Dit beleidskader vervangt het door ons op 25 september 2012 vastgestelde aanvullende beleidskader huisvesting verblijfsgerechtigden, dat wij op 9 oktober 2012 aan alle gemeenten in Zuid-Holland hebben toegezonden.

Achtereenvolgens worden in dit aanvullend beleidskader, de uitgangspunten voor het provinciaal toezicht, het gebruik van de interventieladder, de uitwerking van het provinciaal toezicht en het toezicht en de interventieladder in de praktijk beschreven.
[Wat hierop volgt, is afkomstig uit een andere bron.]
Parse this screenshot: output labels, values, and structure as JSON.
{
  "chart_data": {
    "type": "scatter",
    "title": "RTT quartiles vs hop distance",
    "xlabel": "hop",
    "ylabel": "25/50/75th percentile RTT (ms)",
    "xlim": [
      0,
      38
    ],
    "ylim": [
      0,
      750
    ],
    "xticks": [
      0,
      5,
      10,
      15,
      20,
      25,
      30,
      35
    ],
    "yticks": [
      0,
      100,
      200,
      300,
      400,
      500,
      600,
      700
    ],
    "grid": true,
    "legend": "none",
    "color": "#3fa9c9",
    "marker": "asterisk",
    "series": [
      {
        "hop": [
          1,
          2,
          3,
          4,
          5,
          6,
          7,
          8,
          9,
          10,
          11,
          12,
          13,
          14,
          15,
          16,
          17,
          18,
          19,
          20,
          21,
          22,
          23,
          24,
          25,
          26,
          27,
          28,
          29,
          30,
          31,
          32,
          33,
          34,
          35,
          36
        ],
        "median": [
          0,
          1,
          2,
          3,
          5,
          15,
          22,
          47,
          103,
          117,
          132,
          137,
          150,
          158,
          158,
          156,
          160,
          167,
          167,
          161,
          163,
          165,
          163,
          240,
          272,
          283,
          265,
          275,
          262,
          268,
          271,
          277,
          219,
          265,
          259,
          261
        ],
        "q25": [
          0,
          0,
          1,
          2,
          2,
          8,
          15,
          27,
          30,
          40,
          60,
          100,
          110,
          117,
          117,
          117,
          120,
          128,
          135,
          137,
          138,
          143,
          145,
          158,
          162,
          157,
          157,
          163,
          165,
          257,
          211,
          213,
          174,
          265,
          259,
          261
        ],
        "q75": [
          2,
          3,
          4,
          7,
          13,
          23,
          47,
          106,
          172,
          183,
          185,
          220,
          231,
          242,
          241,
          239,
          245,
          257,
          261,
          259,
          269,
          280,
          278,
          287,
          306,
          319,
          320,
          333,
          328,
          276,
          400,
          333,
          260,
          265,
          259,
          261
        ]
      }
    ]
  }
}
2 Uitgangpunten provinciaal toezicht

In principe gaan wij in onze rol als toezichthouders uit van vertrouwen in de uitvoering door de gemeenten en in de werking van de horizontale verantwoording bij gemeenten. Mocht echter blijken, dat een gemeente niet, of niet in voldoende mate voorziet in de huisvesting van vergunninghouders, dan hebben wij de beginselplicht3 om in te grijpen met behulp van het middel: indeplaatsstelling bij taakverwaarlozing van een overheid.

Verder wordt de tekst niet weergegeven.